Disk components in early-type galaxies.

Abstract

This thesis clarifies the role of disk components embedded in the spheroids of early type galaxies, with particular focus on the frequency and structure of disks in galaxies conventionally classified as "ellipticals". We discuss both photometric and spectroscopic means of assessing disks. Using simple photometric models, we explore what physical disk parameters result in detectable photometric signatures. We discuss in particular the deviations of the projected isophotes from perfect ellipses in disk/spheroid systems. We show that a wide range of intrinsic disk-to-spheroid ratios (D/S) can produce very similar photometric signatures, depending on viewing angle. We find the distribution of observed isophote distortions in a sample of ellipticals with published surface photometry to be consistent with the D/S hypothesis, implying that about half of the sample members could contain disks with D/S ∼ 0.25. To confront our models with a more suitable set of data, we obtained surface photometry at 0.4μ and 1.6μ for a statistical sample of about 80 galaxies, comprised of both E's and S0's. Analyzing this data set we find that in any given luminosity bin of early type galaxies, one third of the objects contain disks whose detectability depends on a favourably high inclination. This fraction was estimated independently from isophote distortions and from radial luminosity profiles. The apparent smooth transition between disk galaxies and purely spheroidal objects can be explained exclusively by changes in the viewing angle, even assuming two discrete classes of early type galaxies (either having substantial disks or none at all).

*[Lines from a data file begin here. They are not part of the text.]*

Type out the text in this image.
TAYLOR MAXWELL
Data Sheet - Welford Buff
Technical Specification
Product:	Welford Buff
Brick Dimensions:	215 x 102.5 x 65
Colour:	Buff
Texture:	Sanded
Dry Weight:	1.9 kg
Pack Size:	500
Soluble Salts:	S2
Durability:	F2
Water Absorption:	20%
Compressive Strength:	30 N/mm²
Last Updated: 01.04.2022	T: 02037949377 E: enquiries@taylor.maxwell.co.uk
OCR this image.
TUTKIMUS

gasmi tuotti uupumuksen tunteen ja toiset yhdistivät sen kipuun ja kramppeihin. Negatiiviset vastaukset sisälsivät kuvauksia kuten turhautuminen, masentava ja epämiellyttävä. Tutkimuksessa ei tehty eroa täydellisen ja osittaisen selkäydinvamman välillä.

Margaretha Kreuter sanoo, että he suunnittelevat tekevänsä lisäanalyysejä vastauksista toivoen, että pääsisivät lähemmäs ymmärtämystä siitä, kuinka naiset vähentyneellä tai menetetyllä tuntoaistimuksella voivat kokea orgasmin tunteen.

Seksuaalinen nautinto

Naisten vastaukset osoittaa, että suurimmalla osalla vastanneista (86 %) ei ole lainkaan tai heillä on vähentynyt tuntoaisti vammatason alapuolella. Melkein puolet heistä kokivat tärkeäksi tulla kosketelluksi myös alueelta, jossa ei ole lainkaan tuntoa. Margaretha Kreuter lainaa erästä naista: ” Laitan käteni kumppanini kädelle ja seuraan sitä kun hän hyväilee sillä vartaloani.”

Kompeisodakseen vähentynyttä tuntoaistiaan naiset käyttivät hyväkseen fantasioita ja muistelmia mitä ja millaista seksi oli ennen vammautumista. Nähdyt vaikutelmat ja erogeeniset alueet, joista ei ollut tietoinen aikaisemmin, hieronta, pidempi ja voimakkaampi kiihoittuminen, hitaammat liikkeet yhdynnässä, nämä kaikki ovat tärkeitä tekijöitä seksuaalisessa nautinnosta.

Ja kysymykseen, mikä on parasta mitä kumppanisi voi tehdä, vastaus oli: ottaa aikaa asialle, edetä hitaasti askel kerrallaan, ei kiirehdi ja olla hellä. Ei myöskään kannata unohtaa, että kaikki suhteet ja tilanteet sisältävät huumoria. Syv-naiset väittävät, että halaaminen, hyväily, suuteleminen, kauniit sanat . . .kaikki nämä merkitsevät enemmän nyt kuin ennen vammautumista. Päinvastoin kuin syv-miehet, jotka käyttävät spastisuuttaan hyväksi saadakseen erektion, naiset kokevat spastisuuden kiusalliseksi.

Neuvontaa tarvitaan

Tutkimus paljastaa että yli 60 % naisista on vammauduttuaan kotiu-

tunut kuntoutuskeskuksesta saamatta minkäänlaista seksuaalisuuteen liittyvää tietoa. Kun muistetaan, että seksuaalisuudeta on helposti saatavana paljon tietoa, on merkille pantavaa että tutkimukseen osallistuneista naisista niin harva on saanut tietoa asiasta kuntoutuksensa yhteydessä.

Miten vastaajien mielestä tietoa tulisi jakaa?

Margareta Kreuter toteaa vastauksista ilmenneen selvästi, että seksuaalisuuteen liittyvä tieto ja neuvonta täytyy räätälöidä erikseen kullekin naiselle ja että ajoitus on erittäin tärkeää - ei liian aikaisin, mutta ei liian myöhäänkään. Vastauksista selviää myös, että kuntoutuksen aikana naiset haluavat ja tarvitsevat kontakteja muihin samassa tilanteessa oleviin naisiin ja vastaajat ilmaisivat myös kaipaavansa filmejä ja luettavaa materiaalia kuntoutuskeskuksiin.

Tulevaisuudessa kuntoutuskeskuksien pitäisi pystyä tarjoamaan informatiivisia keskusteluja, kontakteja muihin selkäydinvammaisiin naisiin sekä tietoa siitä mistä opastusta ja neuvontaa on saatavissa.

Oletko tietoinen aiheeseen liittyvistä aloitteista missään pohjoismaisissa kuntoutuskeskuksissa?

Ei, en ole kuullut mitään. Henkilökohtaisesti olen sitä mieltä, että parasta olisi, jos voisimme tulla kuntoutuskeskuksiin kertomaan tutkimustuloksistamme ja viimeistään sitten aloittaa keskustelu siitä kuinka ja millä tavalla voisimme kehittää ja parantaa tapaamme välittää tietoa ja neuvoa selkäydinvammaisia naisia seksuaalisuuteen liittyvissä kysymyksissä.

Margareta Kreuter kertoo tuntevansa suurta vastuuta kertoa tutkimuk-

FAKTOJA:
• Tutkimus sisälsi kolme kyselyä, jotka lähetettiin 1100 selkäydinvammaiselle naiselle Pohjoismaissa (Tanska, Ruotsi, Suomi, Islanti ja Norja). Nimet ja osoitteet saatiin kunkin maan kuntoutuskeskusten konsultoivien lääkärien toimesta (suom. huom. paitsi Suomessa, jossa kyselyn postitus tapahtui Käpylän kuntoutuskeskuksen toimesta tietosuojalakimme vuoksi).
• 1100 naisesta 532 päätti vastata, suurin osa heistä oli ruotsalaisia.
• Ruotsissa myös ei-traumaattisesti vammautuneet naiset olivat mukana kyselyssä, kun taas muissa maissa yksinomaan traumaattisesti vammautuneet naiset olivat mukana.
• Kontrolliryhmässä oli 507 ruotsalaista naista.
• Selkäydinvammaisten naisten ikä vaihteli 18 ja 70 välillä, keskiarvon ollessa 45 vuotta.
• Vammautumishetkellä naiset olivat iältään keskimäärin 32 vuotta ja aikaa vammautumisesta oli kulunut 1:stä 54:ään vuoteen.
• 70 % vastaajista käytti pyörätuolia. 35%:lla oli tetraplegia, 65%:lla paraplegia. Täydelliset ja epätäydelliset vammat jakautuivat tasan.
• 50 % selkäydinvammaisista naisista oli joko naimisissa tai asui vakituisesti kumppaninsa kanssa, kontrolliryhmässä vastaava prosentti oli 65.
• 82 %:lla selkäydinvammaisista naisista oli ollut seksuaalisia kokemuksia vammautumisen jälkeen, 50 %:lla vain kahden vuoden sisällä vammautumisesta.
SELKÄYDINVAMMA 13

There is no need to invoke continuity along the Hubble sequence from E's to S0's. For the members of this sample we find a considerable range in D/S, 0.15 < D/S < 5. However, most of that variation is caused by changes in the relative scale lengths rather than by changes in disk surface brightness. To analyze kinematic signatures of disk components we develop an optimal algorithm to extract the line-of-sight velocity distribution (LOSVD) from the broadening of absorption line spectra. Analyzing the LOSVD's in two kinematically distinct cores of elliptical galaxies, we find that they can be modelled dynamically as small disks embedded in the large spheroid. The range in rotational support, 1.3 < ν/σ < 4, of these disks suggests that some of them have formed dissipatively and others through a merger event.